Le règlement de Breathitt County : 27 millions de dollars sans reconnaissance de responsabilité
Le district scolaire de Breathitt County, dans le Kentucky rural, a obtenu 27 millions de dollars de la part de Meta, Snap, TikTok et Google. Meta a versé 9 millions de dollars, Snap et TikTok 8 millions chacun, et Google environ 2,9 millions de dollars. Ce règlement, conclu le 21 mai 2026, met fin aux poursuites de ce district qui accusait les plateformes d'avoir conçu des services addictifs par le défilement infini, la lecture automatique et les algorithmes, causant anxiété et dépression chez les élèves.

Le district réclamait initialement plus de 60 millions de dollars pour couvrir les coûts de santé mentale et financer un programme sur 15 ans. L'accord inclut désormais un programme d'éducation socio-émotionnelle sur quatre ans. Aucune des plateformes n'a reconnu sa responsabilité dans ce règlement à l'amiable. Cette affaire était considérée comme un procès-test, car environ 1 200 autres districts scolaires aux États-Unis attendaient son issue pour leurs propres poursuites.
Un paysage juridique américain qui se durcit
Ce règlement intervient dans un contexte de condamnations plus lourdes ailleurs. Au Nouveau-Mexique, un jury a d'abord ordonné en mars 2026 le versement de 375 millions de dollars par Meta. En août, un juge a ajouté un fonds de réparation de 567 millions de dollars sur cinq ans pour des programmes de santé mentale, portant le total à 942 millions de dollars dans cet État.
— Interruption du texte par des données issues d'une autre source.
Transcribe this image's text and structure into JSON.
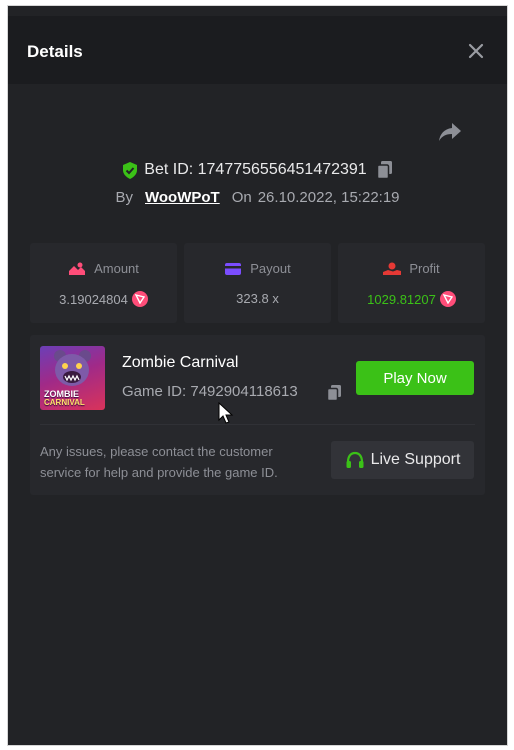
{
  "header": {
    "title": "Details"
  },
  "bet": {
    "id_label": "Bet ID: 1747756556451472391",
    "by_label": "By",
    "user": "WooWPoT",
    "on_label": "On",
    "datetime": "26.10.2022, 15:22:19"
  },
  "stats": {
    "amount": {
      "label": "Amount",
      "value": "3.19024804"
    },
    "payout": {
      "label": "Payout",
      "value": "323.8 x"
    },
    "profit": {
      "label": "Profit",
      "value": "1029.81207"
    }
  },
  "game": {
    "name": "Zombie Carnival",
    "id_label": "Game ID: 7492904118613",
    "thumb_line1": "ZOMBIE",
    "thumb_line2": "CARNIVAL",
    "play_label": "Play Now"
  },
  "support": {
    "message": "Any issues, please contact the customer service for help and provide the game ID.",
    "button_label": "Live Support"
  },
  "icons": {
    "verified": "shield-check-icon",
    "copy": "copy-icon",
    "share": "share-icon",
    "close": "close-icon",
    "amount": "amount-icon",
    "payout": "card-icon",
    "profit": "profit-icon",
    "currency": "tron-icon",
    "headset": "headset-icon"
  },
  "colors": {
    "accent_green": "#3bc117",
    "currency_pink": "#ff4d79",
    "amount_icon": "#ff4d79",
    "payout_icon": "#7b4dff",
    "profit_icon": "#e53935"
  }
}
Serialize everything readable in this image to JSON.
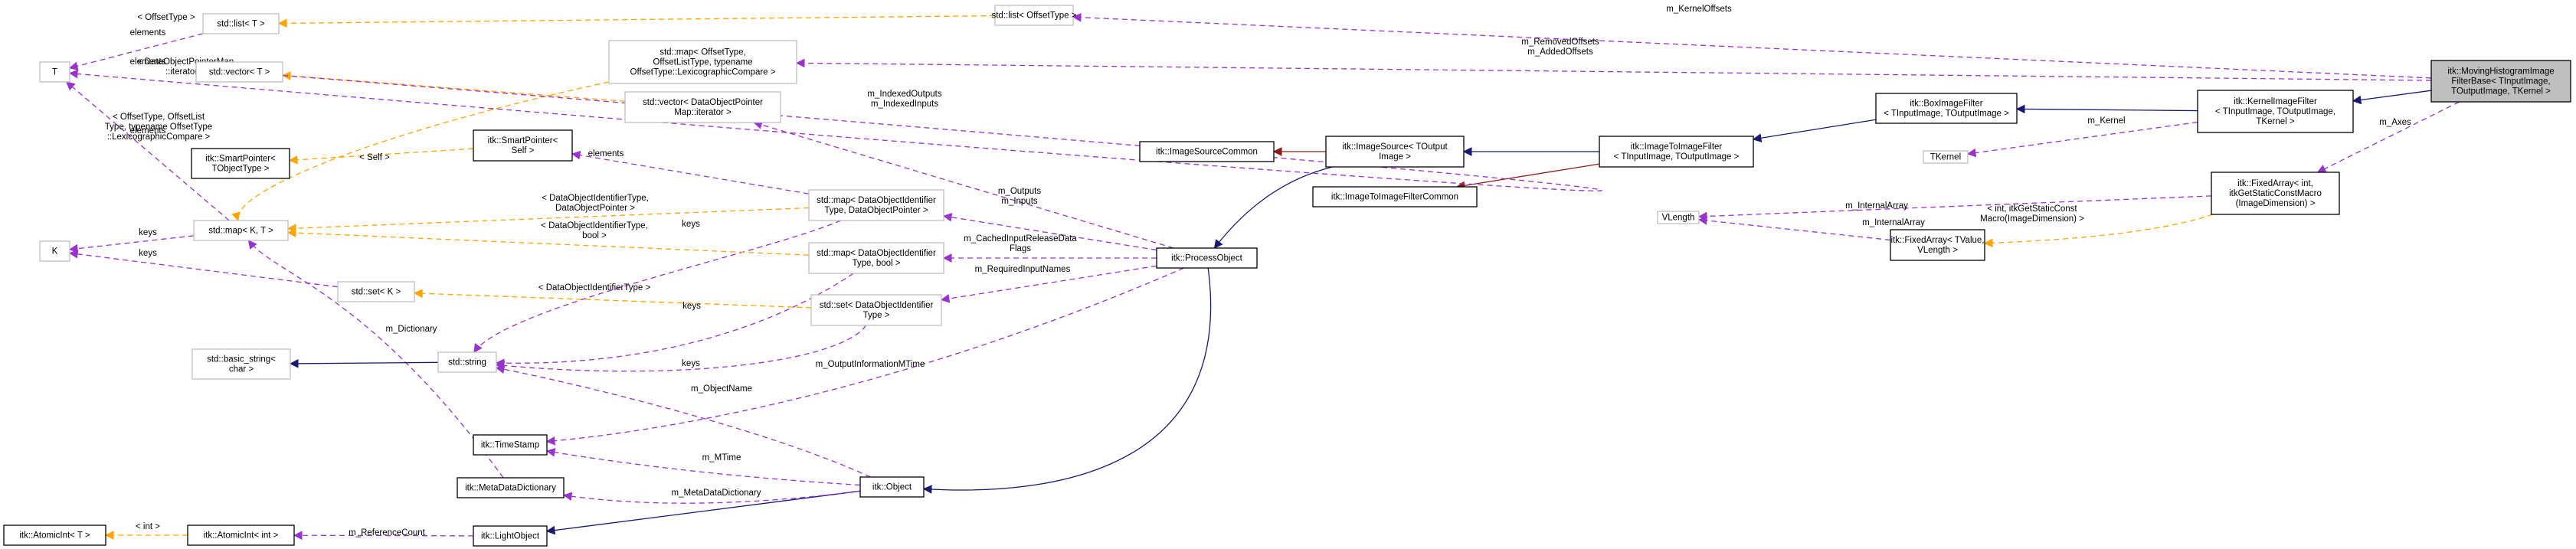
{
  "title": "itk::MovingHistogramImageFilterBase< TInputImage, TOutputImage, TKernel > collaboration diagram",
  "colors": {
    "inheritance": "#191970",
    "protected_inheritance": "#8b1a1a",
    "usage": "#9a32cd",
    "template_instance": "#ffa500",
    "focus_fill": "#bfbfbf"
  },
  "nodes": [
    {
      "id": "MovingHistogramImageFilterBase",
      "lines": [
        "itk::MovingHistogramImage",
        "FilterBase< TInputImage,",
        " TOutputImage, TKernel >"
      ],
      "style": "focus"
    },
    {
      "id": "KernelImageFilter",
      "lines": [
        "itk::KernelImageFilter",
        "< TInputImage, TOutputImage,",
        "TKernel >"
      ],
      "style": "doc"
    },
    {
      "id": "BoxImageFilter",
      "lines": [
        "itk::BoxImageFilter",
        "< TInputImage, TOutputImage >"
      ],
      "style": "doc"
    },
    {
      "id": "ImageToImageFilter",
      "lines": [
        "itk::ImageToImageFilter",
        "< TInputImage, TOutputImage >"
      ],
      "style": "doc"
    },
    {
      "id": "ImageSource",
      "lines": [
        "itk::ImageSource< TOutput",
        "Image >"
      ],
      "style": "doc"
    },
    {
      "id": "ImageSourceCommon",
      "lines": [
        "itk::ImageSourceCommon"
      ],
      "style": "doc"
    },
    {
      "id": "ImageToImageFilterCommon",
      "lines": [
        "itk::ImageToImageFilterCommon"
      ],
      "style": "doc"
    },
    {
      "id": "ProcessObject",
      "lines": [
        "itk::ProcessObject"
      ],
      "style": "doc"
    },
    {
      "id": "Object",
      "lines": [
        "itk::Object"
      ],
      "style": "doc"
    },
    {
      "id": "LightObject",
      "lines": [
        "itk::LightObject"
      ],
      "style": "doc"
    },
    {
      "id": "AtomicIntInt",
      "lines": [
        "itk::AtomicInt< int >"
      ],
      "style": "doc"
    },
    {
      "id": "AtomicIntT",
      "lines": [
        "itk::AtomicInt< T >"
      ],
      "style": "doc"
    },
    {
      "id": "MetaDataDictionary",
      "lines": [
        "itk::MetaDataDictionary"
      ],
      "style": "doc"
    },
    {
      "id": "TimeStamp",
      "lines": [
        "itk::TimeStamp"
      ],
      "style": "doc"
    },
    {
      "id": "StdString",
      "lines": [
        "std::string"
      ],
      "style": "nodoc"
    },
    {
      "id": "BasicString",
      "lines": [
        "std::basic_string<",
        "char >"
      ],
      "style": "nodoc"
    },
    {
      "id": "StdSetK",
      "lines": [
        "std::set< K >"
      ],
      "style": "nodoc"
    },
    {
      "id": "StdMapKT",
      "lines": [
        "std::map< K, T >"
      ],
      "style": "nodoc"
    },
    {
      "id": "K",
      "lines": [
        "K"
      ],
      "style": "nodoc"
    },
    {
      "id": "T",
      "lines": [
        "T"
      ],
      "style": "nodoc"
    },
    {
      "id": "StdListT",
      "lines": [
        "std::list< T >"
      ],
      "style": "nodoc"
    },
    {
      "id": "StdVectorT",
      "lines": [
        "std::vector< T >"
      ],
      "style": "nodoc"
    },
    {
      "id": "SmartPointerTObjectType",
      "lines": [
        "itk::SmartPointer<",
        "TObjectType >"
      ],
      "style": "doc"
    },
    {
      "id": "SmartPointerSelf",
      "lines": [
        "itk::SmartPointer<",
        "Self >"
      ],
      "style": "doc"
    },
    {
      "id": "MapOffsetType",
      "lines": [
        "std::map< OffsetType,",
        " OffsetListType, typename",
        " OffsetType::LexicographicCompare >"
      ],
      "style": "nodoc"
    },
    {
      "id": "VectorDOPMapIter",
      "lines": [
        "std::vector< DataObjectPointer",
        "Map::iterator >"
      ],
      "style": "nodoc"
    },
    {
      "id": "ListOffsetType",
      "lines": [
        "std::list< OffsetType >"
      ],
      "style": "nodoc"
    },
    {
      "id": "MapDOIdDOPtr",
      "lines": [
        "std::map< DataObjectIdentifier",
        "Type, DataObjectPointer >"
      ],
      "style": "nodoc"
    },
    {
      "id": "MapDOIdBool",
      "lines": [
        "std::map< DataObjectIdentifier",
        "Type, bool >"
      ],
      "style": "nodoc"
    },
    {
      "id": "SetDOId",
      "lines": [
        "std::set< DataObjectIdentifier",
        "Type >"
      ],
      "style": "nodoc"
    },
    {
      "id": "TKernel",
      "lines": [
        "TKernel"
      ],
      "style": "nodoc"
    },
    {
      "id": "FixedArrayIntDim",
      "lines": [
        "itk::FixedArray< int,",
        " itkGetStaticConstMacro",
        "(ImageDimension) >"
      ],
      "style": "doc"
    },
    {
      "id": "FixedArrayTValue",
      "lines": [
        "itk::FixedArray< TValue,",
        "VLength >"
      ],
      "style": "doc"
    },
    {
      "id": "VLength",
      "lines": [
        "VLength"
      ],
      "style": "nodoc"
    }
  ],
  "edges": [
    {
      "from": "MovingHistogramImageFilterBase",
      "to": "KernelImageFilter",
      "kind": "inherit",
      "label": []
    },
    {
      "from": "MovingHistogramImageFilterBase",
      "to": "ListOffsetType",
      "kind": "usage",
      "label": [
        "m_KernelOffsets"
      ]
    },
    {
      "from": "MovingHistogramImageFilterBase",
      "to": "MapOffsetType",
      "kind": "usage",
      "label": [
        "m_RemovedOffsets",
        "m_AddedOffsets"
      ]
    },
    {
      "from": "MovingHistogramImageFilterBase",
      "to": "FixedArrayIntDim",
      "kind": "usage",
      "label": [
        "m_Axes"
      ]
    },
    {
      "from": "KernelImageFilter",
      "to": "BoxImageFilter",
      "kind": "inherit",
      "label": []
    },
    {
      "from": "KernelImageFilter",
      "to": "TKernel",
      "kind": "usage",
      "label": [
        "m_Kernel"
      ]
    },
    {
      "from": "BoxImageFilter",
      "to": "ImageToImageFilter",
      "kind": "inherit",
      "label": []
    },
    {
      "from": "ImageToImageFilter",
      "to": "ImageSource",
      "kind": "inherit",
      "label": []
    },
    {
      "from": "ImageToImageFilter",
      "to": "ImageToImageFilterCommon",
      "kind": "inherit-prot",
      "label": []
    },
    {
      "from": "ImageSource",
      "to": "ImageSourceCommon",
      "kind": "inherit-prot",
      "label": []
    },
    {
      "from": "ImageSource",
      "to": "ProcessObject",
      "kind": "inherit",
      "label": []
    },
    {
      "from": "ProcessObject",
      "to": "Object",
      "kind": "inherit",
      "label": []
    },
    {
      "from": "ProcessObject",
      "to": "VectorDOPMapIter",
      "kind": "usage",
      "label": [
        "m_IndexedOutputs",
        "m_IndexedInputs"
      ]
    },
    {
      "from": "ProcessObject",
      "to": "MapDOIdDOPtr",
      "kind": "usage",
      "label": [
        "m_Outputs",
        "m_Inputs"
      ]
    },
    {
      "from": "ProcessObject",
      "to": "MapDOIdBool",
      "kind": "usage",
      "label": [
        "m_CachedInputReleaseData",
        "Flags"
      ]
    },
    {
      "from": "ProcessObject",
      "to": "SetDOId",
      "kind": "usage",
      "label": [
        "m_RequiredInputNames"
      ]
    },
    {
      "from": "ProcessObject",
      "to": "TimeStamp",
      "kind": "usage",
      "label": [
        "m_OutputInformationMTime"
      ]
    },
    {
      "from": "Object",
      "to": "LightObject",
      "kind": "inherit",
      "label": []
    },
    {
      "from": "Object",
      "to": "StdString",
      "kind": "usage",
      "label": [
        "m_ObjectName"
      ]
    },
    {
      "from": "Object",
      "to": "TimeStamp",
      "kind": "usage",
      "label": [
        "m_MTime"
      ]
    },
    {
      "from": "Object",
      "to": "MetaDataDictionary",
      "kind": "usage",
      "label": [
        "m_MetaDataDictionary"
      ]
    },
    {
      "from": "LightObject",
      "to": "AtomicIntInt",
      "kind": "usage",
      "label": [
        "m_ReferenceCount"
      ]
    },
    {
      "from": "AtomicIntInt",
      "to": "AtomicIntT",
      "kind": "template",
      "label": [
        "< int >"
      ]
    },
    {
      "from": "MetaDataDictionary",
      "to": "StdMapKT",
      "kind": "usage",
      "label": [
        "m_Dictionary"
      ]
    },
    {
      "from": "StdString",
      "to": "BasicString",
      "kind": "inherit",
      "label": []
    },
    {
      "from": "MapDOIdDOPtr",
      "to": "StdString",
      "kind": "usage",
      "label": [
        "keys"
      ]
    },
    {
      "from": "MapDOIdBool",
      "to": "StdString",
      "kind": "usage",
      "label": [
        "keys"
      ]
    },
    {
      "from": "SetDOId",
      "to": "StdString",
      "kind": "usage",
      "label": [
        "keys"
      ]
    },
    {
      "from": "MapDOIdDOPtr",
      "to": "StdMapKT",
      "kind": "template",
      "label": [
        "< DataObjectIdentifierType,",
        "DataObjectPointer >"
      ]
    },
    {
      "from": "MapDOIdBool",
      "to": "StdMapKT",
      "kind": "template",
      "label": [
        "< DataObjectIdentifierType,",
        "bool >"
      ]
    },
    {
      "from": "SetDOId",
      "to": "StdSetK",
      "kind": "template",
      "label": [
        "< DataObjectIdentifierType >"
      ]
    },
    {
      "from": "MapOffsetType",
      "to": "StdMapKT",
      "kind": "template",
      "label": [
        "< OffsetType, OffsetList",
        "Type, typename OffsetType",
        "::LexicographicCompare >"
      ]
    },
    {
      "from": "VectorDOPMapIter",
      "to": "StdVectorT",
      "kind": "template",
      "label": [
        "< DataObjectPointerMap",
        "::iterator >"
      ]
    },
    {
      "from": "ListOffsetType",
      "to": "StdListT",
      "kind": "template",
      "label": [
        "< OffsetType >"
      ]
    },
    {
      "from": "SmartPointerSelf",
      "to": "SmartPointerTObjectType",
      "kind": "template",
      "label": [
        "< Self >"
      ]
    },
    {
      "from": "MapDOIdDOPtr",
      "to": "SmartPointerSelf",
      "kind": "usage",
      "label": [
        "elements"
      ]
    },
    {
      "from": "StdMapKT",
      "to": "K",
      "kind": "usage",
      "label": [
        "keys"
      ]
    },
    {
      "from": "StdSetK",
      "to": "K",
      "kind": "usage",
      "label": [
        "keys"
      ]
    },
    {
      "from": "StdMapKT",
      "to": "T",
      "kind": "usage",
      "label": [
        "elements"
      ]
    },
    {
      "from": "StdListT",
      "to": "T",
      "kind": "usage",
      "label": [
        "elements"
      ]
    },
    {
      "from": "StdVectorT",
      "to": "T",
      "kind": "usage",
      "label": [
        "elements"
      ]
    },
    {
      "from": "FixedArrayIntDim",
      "to": "VLength",
      "kind": "usage",
      "label": [
        "m_InternalArray"
      ]
    },
    {
      "from": "FixedArrayTValue",
      "to": "VLength",
      "kind": "usage",
      "label": [
        "m_InternalArray"
      ]
    },
    {
      "from": "FixedArrayIntDim",
      "to": "FixedArrayTValue",
      "kind": "template",
      "label": [
        "< int, itkGetStaticConst",
        "Macro(ImageDimension) >"
      ]
    }
  ]
}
Les jugements imposent des mesures concrètes, comme la limitation à 90 heures par mois d'utilisation cumulée de Facebook et Instagram pour les mineurs du Nouveau-Mexique.

À Los Angeles, un jury a condamné en mars Meta et Google à payer 6 millions de dollars à une jeune femme pour négligence et design addictif. C'était la première fois qu'un jury jugeait directement les plateformes responsables de l'addiction d'un jeune. Un procès fédéral à Oakland, regroupant plusieurs États, a également commencé en août 2026 pour des accusations similaires. Ces affaires établissent une jurisprudence sur la responsabilité des plateformes concernant la santé mentale des jeunes.
En France : loi censurée, coût sanitaire documenté et débat européen
En France, la loi interdisant les réseaux sociaux aux moins de 15 ans, votée le 21 juillet 2026, a été partiellement censurée par le Conseil constitutionnel le 14 août 2026. La décision juge « disproportionnée » l'atteinte à la liberté d'expression des mineurs et estime que les risques pour la santé n'étaient pas établis pour tous les services visés. Le président de la République a chargé de trouver une nouvelle rédaction d'ici au printemps 2027. Cet échec législatif survient alors que les preuves scientifiques s'accumulent.
Une étude de l'AP-HP et de l'Inserm publiée en janvier 2026 a estimé à 590 000 le nombre de cas supplémentaires de dépression chez les jeunes en France liés à un usage excessif des réseaux sociaux. Les coûts économiques et sociaux associés sont évalués à 3,94 milliards d'euros. La prévalence de la dépression caractérisée chez les adolescents est passée de 2 % en 2014 à 9 % en 2021.

Le précédent américain montre une voie judiciaire pour faire peser des coûts financiers sur les plateformes, même sans reconnaissance de responsabilité. En Europe, la Commission travaille sur un accès gradué des mineurs aux réseaux sociaux dans le cadre du Digital Services Act. Le débat français se situe donc entre ces pressions extérieures et la recherche d'un cadre juridique efficace, après la censure partielle de la loi.